CountVectorizer会将文本中的词语转换为词频矩阵，它通过fit_transform函数计算各个词语出现的次数。

这里，我们认为普通的`CountVectorizer`只是对字频进行统计，没有考虑字之间的关系，因此我们修改了参数ngram_range为(1,2)*（默认为1，1）*，这样就同时用到了unigram模型和bigram模型。

> I like eating apple.
>
> ngram_range 1,1 : (`I`) (`like`) (`eating`) (`apple`)
> 
> ngram_range 1,2 : (`I`) (`I`,`like`) (`like`) (`like`,`eating`) (`eating`) (`eating`, `apple`) (`apple`)

In [7]:
def countV(x_train,x_test):
    vectorizer = CountVectorizer(analyzer='char', max_features=5000,ngram_range=(1,2))
    vectorizer.fit(x_train)

    xtrain_count = vectorizer.transform(x_train)
    xtest_count = vectorizer.transform(x_test)
    return xtrain_count, xtest_count

### 2. TF-IDF作为特征

TF-IDF(term frequency-inverse document frequency)词频-逆向文件频率。

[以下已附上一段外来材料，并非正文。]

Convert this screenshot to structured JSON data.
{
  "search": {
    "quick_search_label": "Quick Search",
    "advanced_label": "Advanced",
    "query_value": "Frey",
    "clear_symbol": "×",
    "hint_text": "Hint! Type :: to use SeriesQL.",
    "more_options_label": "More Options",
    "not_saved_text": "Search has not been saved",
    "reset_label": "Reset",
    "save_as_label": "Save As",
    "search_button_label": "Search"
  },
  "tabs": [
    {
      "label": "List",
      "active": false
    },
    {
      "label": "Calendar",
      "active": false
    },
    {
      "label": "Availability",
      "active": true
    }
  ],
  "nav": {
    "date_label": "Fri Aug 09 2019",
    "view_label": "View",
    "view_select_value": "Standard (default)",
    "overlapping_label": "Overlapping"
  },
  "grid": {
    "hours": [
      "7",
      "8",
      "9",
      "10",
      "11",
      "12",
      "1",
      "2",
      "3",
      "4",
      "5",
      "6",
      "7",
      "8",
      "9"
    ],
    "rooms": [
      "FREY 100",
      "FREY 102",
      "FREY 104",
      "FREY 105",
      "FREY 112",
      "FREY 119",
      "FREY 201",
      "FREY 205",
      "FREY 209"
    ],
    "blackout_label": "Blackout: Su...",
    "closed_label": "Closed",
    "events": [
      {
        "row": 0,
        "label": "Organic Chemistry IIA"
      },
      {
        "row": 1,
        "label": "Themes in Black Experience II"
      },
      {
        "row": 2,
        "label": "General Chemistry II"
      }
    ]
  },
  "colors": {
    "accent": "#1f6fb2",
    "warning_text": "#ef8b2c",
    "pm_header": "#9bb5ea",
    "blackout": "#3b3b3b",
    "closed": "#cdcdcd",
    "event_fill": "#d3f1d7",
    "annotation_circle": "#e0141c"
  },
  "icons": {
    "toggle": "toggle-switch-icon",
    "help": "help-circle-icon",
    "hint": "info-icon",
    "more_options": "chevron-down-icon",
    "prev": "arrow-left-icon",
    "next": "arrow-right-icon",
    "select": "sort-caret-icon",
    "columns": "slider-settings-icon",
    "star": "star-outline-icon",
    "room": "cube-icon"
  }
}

该模型认为，字词的重要性与其在文本中出现的频率成正比(TF)，与其在语料库中出现的频率成反比(IDF)。

TF为某个词在文章中出现的总次数。为了消除不同文章大小之间的差异，便于不同文章之间的比较，我们在此标准化词频：$TF = \dfrac{某个词在文章中出现的总次数}{文章的总词数}。$

IDF为逆文档频率。逆文档频率 $IDF = log \dfrac{词料库的文档总数}{包含该词的文档数+1} $。

为了避免分母为0，所以在分母上加1。

$TF-IDF值 = TF * IDF。$

这里我们同时也加入了ngram参数，原理同上。

In [8]:
def tfIdfV(x_train,x_test):
    tfidf_vect_ngram = TfidfVectorizer(analyzer='char', ngram_range=(1,2), max_features=5000, lowercase = False)
    tfidf_vect_ngram.fit(x_train)

    x_train_tfidf = tfidf_vect_ngram.transform(x_train)
    x_test_tfidf = tfidf_vect_ngram.transform(x_test)
    
    return x_train_tfidf, x_test_tfidf

## Ⅳ 模型训练

### 1. 朴素贝叶斯模型

In [9]:
def train_NB(x_train,x_test,y_train,y_test): 
    model_NB = MultinomialNB()
    model_NB.fit(x_train, y_train)
    score = model_NB.score(x_test, y_test)
    return model_NB,score

def partial_train_NB(x_train,x_test,y_train,y_test,model_NB): # 增量训练，重复调用可用多批数据训练同一个模型
    model_NB.partial_fit(x_train,y_train,classes=['modern','ci','classical','poet'],sample_weight=None)
    score = score = model_NB.score(x_test, y_test)
    return model_NB, score

### 2. 线性回归模型

In [10]:
def train_LR(x_train,x_test,y_train,y_test):
    model_LR = LogisticRegression()
    model_LR.fit(x_train, y_train)
    score = model_LR.score(x_test, y_test)
    return model_LR, score
    
def partial_train_LR(x_train,x_test,y_train,y_test,model_LR):
    model_LR.fit(x_train, y_train)
    score = model_LR.score(x_test, y_test)
    return model_LR, score


## Ⅴ 数据实操与模型保存

### 建立拆分训练、测试集


In [11]:
def datasplit(data_list):
    train_data=[]
    train_target=[]
    for row in data_list:
        train_data.append(row[1])
        train_target.append(row[2])
    x_train, x_test, y_train, y_test = train_test_split(train_data, train_target,test_size=0.3,random_state=0) 
    return x_train, x_test, y_train, y_test

### 计数向量+朴素贝叶斯

In [12]:
x_train, x_test, y_train, y_test = datasplit(add_start_end(desymbol(split_spaces(data))))
x_train_cv, x_test_cv = countV(x_train,x_test)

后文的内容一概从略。